This editorial letter originally appeared in Storm Water Solutions February 2020 issue as "New Year, New Plans"
As we embark on 2020, I’m excited to see where the storm water and erosion control industries go. In 2019, we saw an unprecedented amount of rain, which kept our industry busy. Predictions say 2020 will be similar, and I am eager to see how our industry will adapt and innovate in response.
Despite changes at the federal level, states are forging ahead. Take Ohio, for example. H2Ohio, an initiative by Gov. Mike DeWine, is a data-driven approach to ensure safe and clean drinking water for residents. In Maryland, senators have allocated $38.4 million for water infrastructure projects, and in New York City, a mitigation bank, the first of its kind for the city, is helping to restore 54 acres of wetlands.

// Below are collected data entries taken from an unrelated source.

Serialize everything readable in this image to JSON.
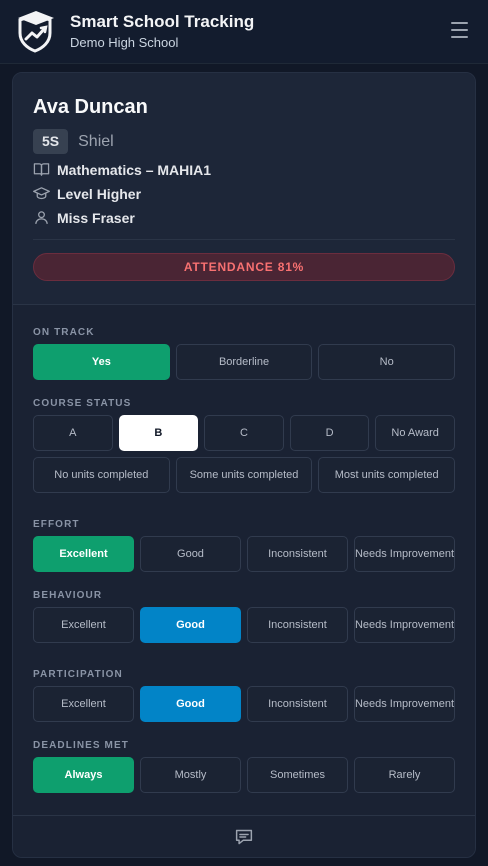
{
  "app": {
    "title": "Smart School Tracking",
    "school": "Demo High School"
  },
  "student": {
    "name": "Ava Duncan",
    "class_code": "5S",
    "class_group": "Shiel",
    "subject": "Mathematics – MAHIA1",
    "level": "Level Higher",
    "teacher": "Miss Fraser",
    "attendance_label": "ATTENDANCE 81%",
    "attendance_percent": 81
  },
  "on_track": {
    "label": "ON TRACK",
    "options": [
      "Yes",
      "Borderline",
      "No"
    ],
    "selected": "Yes"
  },
  "course_status": {
    "label": "COURSE STATUS",
    "grades": [
      "A",
      "B",
      "C",
      "D",
      "No Award"
    ],
    "selected_grade": "B",
    "units": [
      "No units completed",
      "Some units completed",
      "Most units completed"
    ]
  },
  "effort": {
    "label": "EFFORT",
    "options": [
      "Excellent",
      "Good",
      "Inconsistent",
      "Needs Improvement"
    ],
    "selected": "Excellent"
  },
  "behaviour": {
    "label": "BEHAVIOUR",
    "options": [
      "Excellent",
      "Good",
      "Inconsistent",
      "Needs Improvement"
    ],
    "selected": "Good"
  },
  "participation": {
    "label": "PARTICIPATION",
    "options": [
      "Excellent",
      "Good",
      "Inconsistent",
      "Needs Improvement"
    ],
    "selected": "Good"
  },
  "deadlines": {
    "label": "DEADLINES MET",
    "options": [
      "Always",
      "Mostly",
      "Sometimes",
      "Rarely"
    ],
    "selected": "Always"
  },
  "icons": {
    "logo": "shield-graduation-logo",
    "menu": "hamburger-menu-icon",
    "subject": "book-open-icon",
    "level": "graduation-cap-icon",
    "teacher": "user-icon",
    "comment": "comment-icon"
  },
  "colors": {
    "background": "#111827",
    "card": "#1a2233",
    "selected_green": "#0e9f6e",
    "selected_blue": "#0284c7",
    "attendance_text": "#f87171",
    "attendance_bg": "#4a2534"
  }
}
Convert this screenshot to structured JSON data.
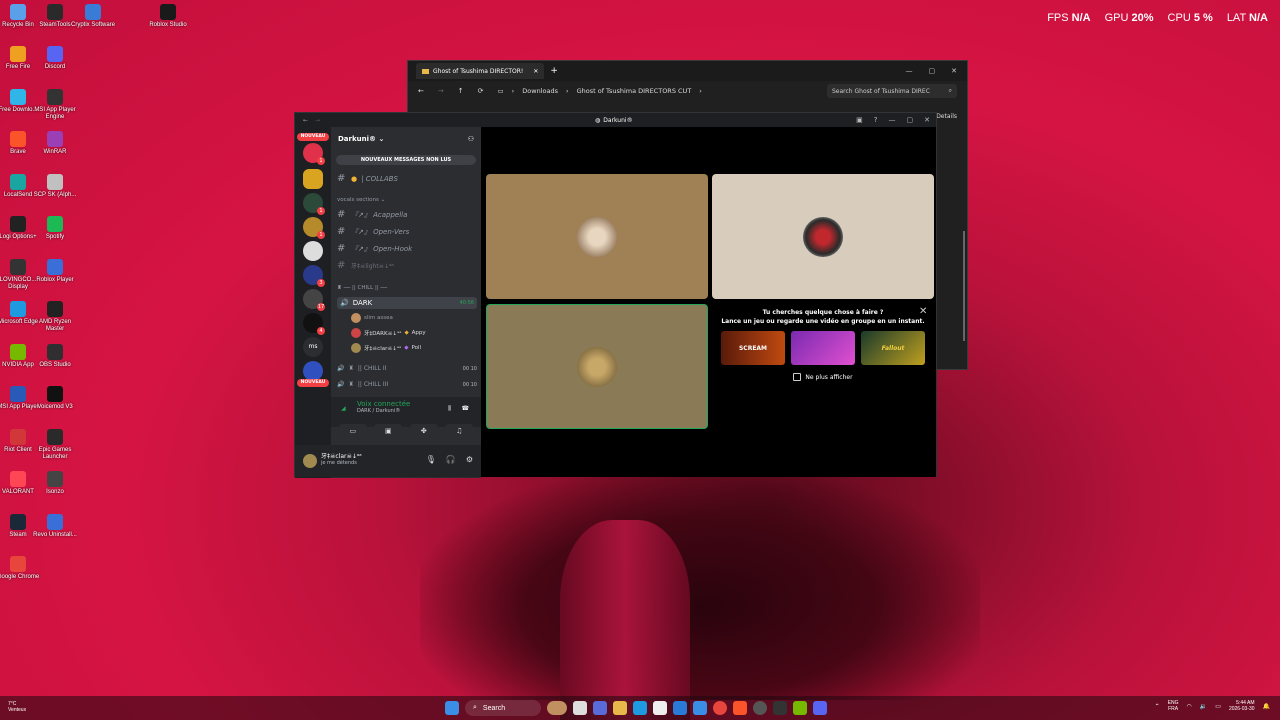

And, while these plans are being put into action by governing bodies, citizens are doing their part too. Recently, I visited the Museum of Contemporary Art Chicago and came across an exhibit called “Water After All” that is inspired by John Akomfrah’s "Vertigo Sea." The exhibit offers a lot of reflection time: an entire wall is dedicated to Flint, Michigan, with 232 water bottles full of contaminated tap water, blue flags from community activists hang from the ceiling, and a table with books related to water sits in the center with bookmarks and pencils, so people can mark passages they want others to read.
Maybe more than ever, people are realizing the importance of water. As one of my favorite quotes (from Natalie Diaz, poet and activist) at the exhibit states, “How can I translate–not in words but in belief –that a river is a body, as alive as you or I, that there can be no life without?”